Tonight the Lakers become the laboratory rats of the NBA schedule as they wrap up a three-games-in-three-nights, Achilles-straining stretch at the Staples Center. It’ll be the first back-to-back-to-back test for anyone this season, and by the fourth quarter against Utah we’ll get an idea of how much this hurts.
Are players, teams and media making too big a deal over the “triple?” Is it really asking too much of players to drag their bodies through 144 active minutes in a 72-hour stretch? Should supremely gifted and physically sharp players manage this without a respirator nearby?
And the answer is … maybe.
The Lakers actually get off light, in a way. They don’t have the grind of 10 or 15 or 20 games played on their bodies. They never had to leave the state. They opened Christmas afternoon in L.A., jetted 90 minutes to Sacramento after the game and slept that night near the arena. There was no game-day practice (these are confined to one-hour walk-throughs anyway) and so they didn’t need to arrive at the building until two hours before the tip. Finally, they flew back to L.A. after the game and once again had no game-day practice, which is customary in the NBA, prior to Tuesday’s tip with Utah.

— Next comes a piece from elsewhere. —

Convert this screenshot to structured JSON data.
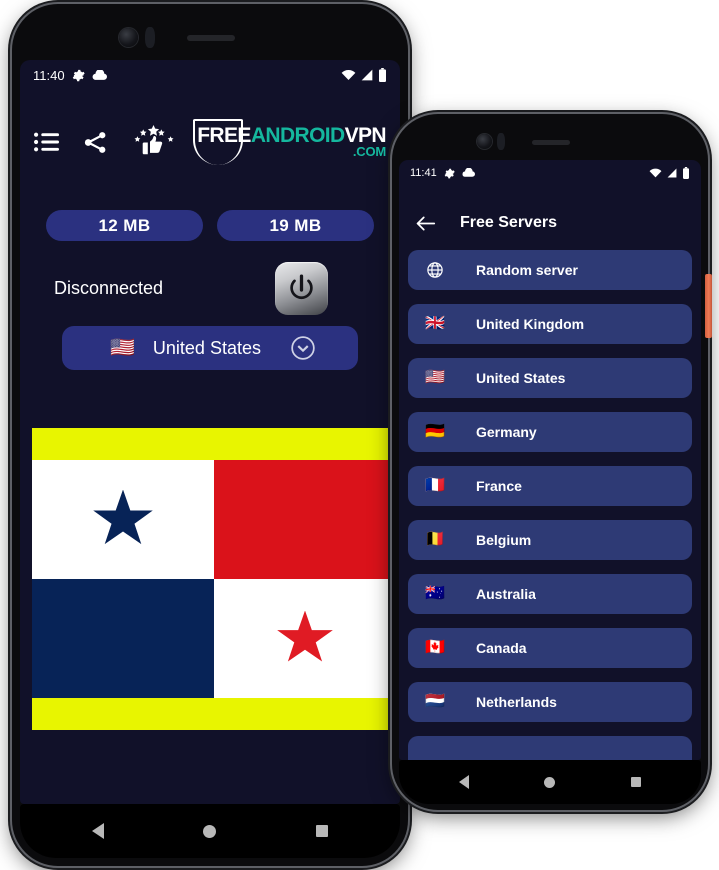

All told, not so bad. But that’s easy for us to say. Our bodies aren’t on the line.
We’ll know more by the fourth quarter. If the Lakers are pulling on their shorts and getting beat down the floor by the sloth-like Jazz, then we’ll know what’s up. Maybe we can measure their late-game performance by the ice bags.
One ice bag: Kobe Bryant is on the bench, enjoying the view of a rout and Luke Walton wrapping up the Lakers’ first win.
Two ice bags: The Lakers sure could’ve used Andrew Bynum down the stretch that was tighter than expected.
Three ice bags: Kobe can’t lift his shooting arm and reluctantly passes up big shots (OK, this isn’t realistic).
Four ice bags: Lakers are helpless to an 0-3 start.
Welcome to what the lockout created.